I did not think that before 2010 there was a safeguarding issue, I regarded it as a pastoral issue. Now I think that was possibly not the correct judgement. I didn’t speak to the safeguarding people until 2010. If that was an error, I just don’t know. I accepted [the complainant’s] word, but Fr Raphael was a person whom many people idolised. He is not in denial of a relationship, but denies it was abusive.In one short paragraph, this perfectly encapsulates why it is vital that all allegations should promptly be reported to the authorities. The Abbot has fallen into the classic trap of assuming that Fr Raphael was such a good person that he would never to anything like that. Fr Raphael after all was a senior monk and former headmaster of Downside School, and was "a person whom many people idolised".
And of course Fr Raphael would deny that he was an abuser. That is what abusers do, partly simply because they don't want to get caught, but also because they convince themselves that what they do is not abusive.
The Tablet's report goes on to say.
The victim maintains that from the first meeting with Abbot Aidan, a complaint of abuse was made against Fr Raphael. The victim also says that in 2009 a letter giving full details of the abuse was sent to the abbot.
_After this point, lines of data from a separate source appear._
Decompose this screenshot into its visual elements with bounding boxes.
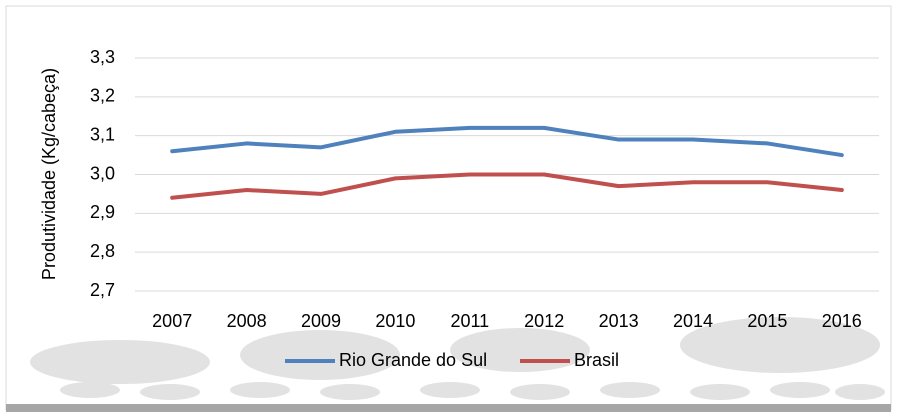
- x-tick-label: 2013: [599, 311, 639, 331]
- legend-label: Rio Grande do Sul: [339, 350, 487, 370]
- legend-label: Brasil: [574, 350, 619, 370]
- x-tick-label: 2009: [301, 311, 341, 331]
- y-tick-label: 3,1: [90, 124, 115, 144]
- x-tick-label: 2014: [673, 311, 713, 331]
- y-tick-label: 3,2: [90, 86, 115, 106]
- x-tick-label: 2011: [450, 311, 489, 331]
- x-tick-label: 2016: [822, 311, 862, 331]
- y-tick-label: 2,8: [90, 241, 115, 261]
- y-tick-label: 2,9: [90, 202, 115, 222]
- x-tick-label: 2012: [524, 311, 564, 331]
- y-tick-label: 3,3: [90, 47, 115, 67]
- y-tick-label: 2,7: [90, 280, 115, 300]
- chart: Produtividade (Kg/cabeça) 2,7 2,8 2,9 3,0 3,…: [0, 0, 897, 418]
- y-tick-label: 3,0: [90, 163, 115, 183]
- x-tick-label: 2007: [152, 311, 192, 331]
- y-axis-label: Produtividade (Kg/cabeça): [39, 68, 59, 280]
- x-tick-label: 2015: [747, 311, 787, 331]
- x-tick-label: 2010: [375, 311, 415, 331]
- x-tick-label: 2008: [227, 311, 267, 331]
- bottom-band: [6, 404, 891, 412]
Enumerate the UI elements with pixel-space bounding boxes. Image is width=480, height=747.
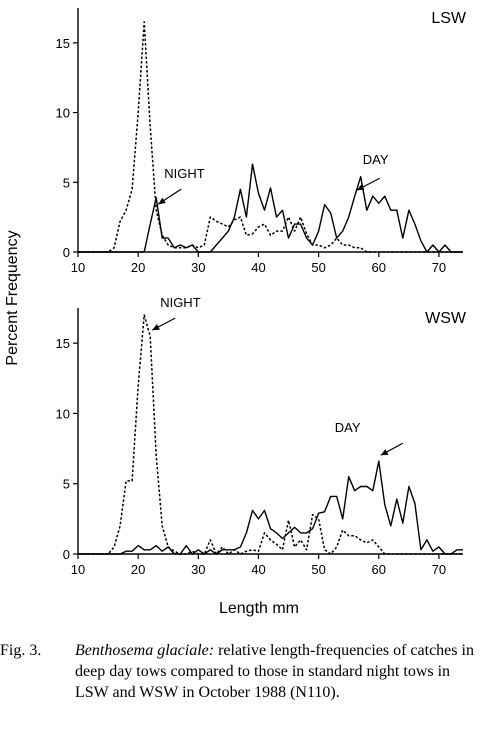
panel-wsw-x-tick-label: 70 xyxy=(432,562,446,577)
panel-wsw-x-tick-label: 40 xyxy=(251,562,265,577)
panel-lsw-x-tick-label: 70 xyxy=(432,260,446,275)
panel-wsw-series-night-line xyxy=(78,314,463,555)
panel-wsw-annotation-day: DAY xyxy=(335,420,361,435)
panel-wsw-x-tick-label: 60 xyxy=(372,562,386,577)
panel-wsw-annotation-arrowhead xyxy=(152,324,160,331)
panel-lsw-annotation-night: NIGHT xyxy=(164,166,205,181)
panel-wsw-series-day-line xyxy=(78,460,463,555)
caption-label: Fig. 3. xyxy=(0,642,42,659)
panel-lsw-annotation-arrowhead xyxy=(158,197,166,205)
panel-lsw-x-tick-label: 50 xyxy=(311,260,325,275)
panel-lsw-x-tick-label: 20 xyxy=(131,260,145,275)
x-axis-label: Length mm xyxy=(219,600,299,617)
caption-body: relative length-frequencies of catches i… xyxy=(75,642,474,701)
panel-lsw-series-day-line xyxy=(78,163,463,253)
panel-wsw-annotation-night: NIGHT xyxy=(160,295,201,310)
panel-wsw-annotation-arrowhead xyxy=(380,449,389,456)
panel-wsw-x-tick-label: 20 xyxy=(131,562,145,577)
panel-lsw-y-tick-label: 15 xyxy=(56,36,70,51)
panel-lsw-series-night-line xyxy=(78,21,463,253)
panel-wsw-y-tick-label: 15 xyxy=(56,336,70,351)
panel-wsw-label: WSW xyxy=(425,310,467,327)
panel-lsw-y-tick-label: 5 xyxy=(63,175,70,190)
panel-wsw-x-tick-label: 50 xyxy=(311,562,325,577)
caption-species: Benthosema glaciale: xyxy=(75,642,215,659)
panel-wsw-y-tick-label: 10 xyxy=(56,406,70,421)
panel-lsw-annotation-arrowhead xyxy=(356,184,365,191)
panel-wsw-y-tick-label: 0 xyxy=(63,547,70,562)
panel-lsw-x-tick-label: 40 xyxy=(251,260,265,275)
panel-lsw-y-tick-label: 10 xyxy=(56,106,70,121)
panel-lsw-x-tick-label: 10 xyxy=(71,260,85,275)
panel-wsw-x-tick-label: 30 xyxy=(191,562,205,577)
panel-lsw-x-tick-label: 30 xyxy=(191,260,205,275)
panel-lsw-label: LSW xyxy=(431,10,467,27)
caption-text: Benthosema glaciale: relative length-fre… xyxy=(75,640,475,703)
panel-wsw-x-tick-label: 10 xyxy=(71,562,85,577)
panel-lsw-annotation-day: DAY xyxy=(363,152,389,167)
panel-lsw-y-tick-label: 0 xyxy=(63,245,70,260)
y-axis-label: Percent Frequency xyxy=(4,230,21,365)
panel-lsw-x-tick-label: 60 xyxy=(372,260,386,275)
panel-wsw-y-tick-label: 5 xyxy=(63,477,70,492)
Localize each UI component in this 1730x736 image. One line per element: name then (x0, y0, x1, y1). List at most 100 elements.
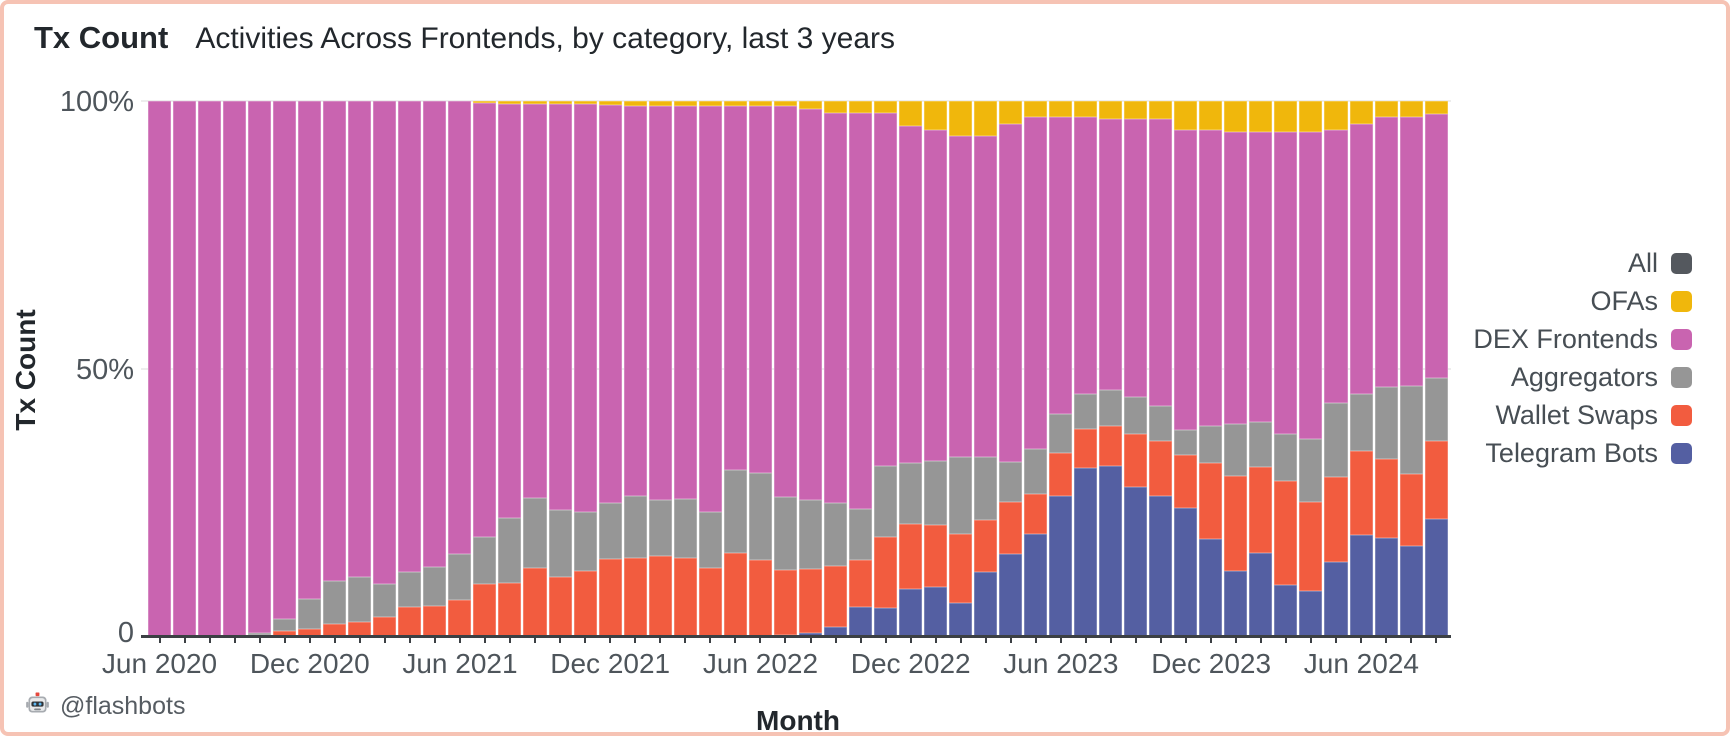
month-tick (233, 638, 236, 643)
segment-dex-frontends (1124, 119, 1148, 397)
month-tick (634, 638, 637, 643)
bar-sep-2022 (823, 101, 847, 636)
chart-subtitle: Activities Across Frontends, by category… (195, 22, 896, 55)
segment-aggregators (1324, 403, 1348, 478)
segment-dex-frontends (398, 101, 422, 573)
segment-dex-frontends (949, 135, 973, 457)
bar-oct-2020 (248, 101, 272, 636)
x-tick-jun-2023: Jun 2023 (1003, 648, 1119, 679)
month-tick (1310, 638, 1313, 643)
month-tick (408, 638, 411, 643)
bar-aug-2020 (198, 101, 222, 636)
segment-telegram-bots (1149, 496, 1173, 636)
x-axis-line (141, 635, 1451, 638)
segment-aggregators (1049, 414, 1073, 453)
legend-item-all[interactable]: All (1473, 244, 1692, 282)
month-tick (1034, 638, 1037, 643)
segment-dex-frontends (1024, 117, 1048, 449)
segment-wallet-swaps (498, 582, 522, 636)
segment-telegram-bots (898, 588, 922, 636)
legend-item-aggregators[interactable]: Aggregators (1473, 358, 1692, 396)
segment-wallet-swaps (848, 560, 872, 607)
y-tick-100: 100% (59, 86, 134, 118)
bar-apr-2024 (1299, 101, 1323, 636)
segment-telegram-bots (1299, 590, 1323, 636)
month-tick (1160, 638, 1163, 643)
month-tick (709, 638, 712, 643)
segment-wallet-swaps (748, 560, 772, 636)
segment-wallet-swaps (523, 567, 547, 636)
segment-dex-frontends (273, 101, 297, 620)
segment-aggregators (273, 619, 297, 631)
segment-dex-frontends (1349, 123, 1373, 395)
segment-wallet-swaps (1299, 502, 1323, 591)
month-tick (934, 638, 937, 643)
segment-dex-frontends (698, 106, 722, 512)
segment-ofas (1374, 101, 1398, 118)
month-tick (534, 638, 537, 643)
bar-may-2023 (1024, 101, 1048, 636)
legend-item-telegram-bots[interactable]: Telegram Bots (1473, 434, 1692, 472)
segment-ofas (1274, 101, 1298, 132)
segment-ofas (498, 101, 522, 104)
month-tick (1109, 638, 1112, 643)
segment-ofas (999, 101, 1023, 124)
segment-aggregators (1149, 405, 1173, 441)
bar-jun-2024 (1349, 101, 1373, 636)
bar-may-2021 (423, 101, 447, 636)
month-tick (1009, 638, 1012, 643)
legend-item-dex-frontends[interactable]: DEX Frontends (1473, 320, 1692, 358)
segment-ofas (1224, 101, 1248, 132)
legend-item-wallet-swaps[interactable]: Wallet Swaps (1473, 396, 1692, 434)
segment-telegram-bots (1249, 553, 1273, 636)
x-tick-jun-2022: Jun 2022 (702, 648, 819, 679)
segment-aggregators (723, 470, 747, 553)
segment-aggregators (999, 462, 1023, 503)
segment-dex-frontends (1199, 130, 1223, 427)
segment-wallet-swaps (823, 566, 847, 627)
month-tick (208, 638, 211, 643)
segment-telegram-bots (1024, 533, 1048, 636)
segment-dex-frontends (423, 101, 447, 567)
bar-jan-2023 (923, 101, 947, 636)
segment-ofas (1049, 101, 1073, 118)
month-tick (659, 638, 662, 643)
segment-telegram-bots (1399, 545, 1423, 636)
bar-nov-2023 (1174, 101, 1198, 636)
segment-ofas (523, 101, 547, 105)
segment-wallet-swaps (1224, 475, 1248, 572)
segment-telegram-bots (848, 606, 872, 636)
segment-dex-frontends (1099, 119, 1123, 390)
bar-dec-2020 (298, 101, 322, 636)
legend-label-all: All (1627, 247, 1658, 278)
month-tick (909, 638, 912, 643)
segment-telegram-bots (823, 626, 847, 636)
segment-aggregators (1024, 448, 1048, 495)
month-tick (509, 638, 512, 643)
segment-wallet-swaps (673, 558, 697, 636)
segment-aggregators (498, 518, 522, 583)
segment-wallet-swaps (723, 552, 747, 636)
segment-dex-frontends (823, 112, 847, 503)
x-tick-jun-2024: Jun 2024 (1303, 648, 1419, 679)
month-tick (1360, 638, 1363, 643)
x-axis-tick-labels: Jun 2020 Dec 2020 Jun 2021 Dec 2021 Jun 2022… (102, 648, 1449, 680)
segment-ofas (1424, 101, 1448, 115)
month-tick (433, 638, 436, 643)
segment-wallet-swaps (773, 569, 797, 635)
segment-dex-frontends (848, 113, 872, 510)
bar-jan-2022 (623, 101, 647, 636)
segment-ofas (723, 101, 747, 107)
month-tick (834, 638, 837, 643)
month-tick (333, 638, 336, 643)
segment-aggregators (448, 553, 472, 601)
segment-wallet-swaps (473, 583, 497, 636)
month-tick (734, 638, 737, 643)
segment-wallet-swaps (1249, 466, 1273, 554)
segment-dex-frontends (198, 101, 222, 636)
segment-aggregators (348, 577, 372, 622)
chart-header: Tx Count Activities Across Frontends, by … (34, 20, 895, 56)
legend-item-ofas[interactable]: OFAs (1473, 282, 1692, 320)
bar-aug-2022 (798, 101, 822, 636)
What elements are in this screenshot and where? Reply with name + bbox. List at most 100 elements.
Abbot Aidan made no comment on reports that correspondence on the abuse was missing from Fr Raphael’s personal file when police officers from the Avon and Somerset force came to investigate the person’s claim. A force spokesman said they had to obtain duplicates from the victim.Ah, the missing records malady! Ealing sneezes and Downside catches the cold. This unfortunately is by far from being the first I have heard about inconvenient records going astray. At the start of the Carlile inquiry, I learned that St. Benedict's School had no records of John' Maestri's employment. And during the trial of Stephen Skelton last autumn, it turned out that the school had kept no records of him either.
There are seven monks now know to have acted criminally or improperly. Two convicted, two cautioned, one given a police warning and two placed on restricted ministry because they are thought to pose a risk to children. Just imagine the strain it has been on successive abbots trying to keep all that quiet all these years.
And that is just the monks. At Ealing, only one monk has been convicted but also two lay teachers.As far as I know, there has been nothing looked into with regard to lay teachers at Downside. The abbot has passed over the records of the monks to the police and diocesan authorities, but not so far as I know those of the lay teachers. I wonder what nasties there might still be waiting to crawl out from under that particular rock.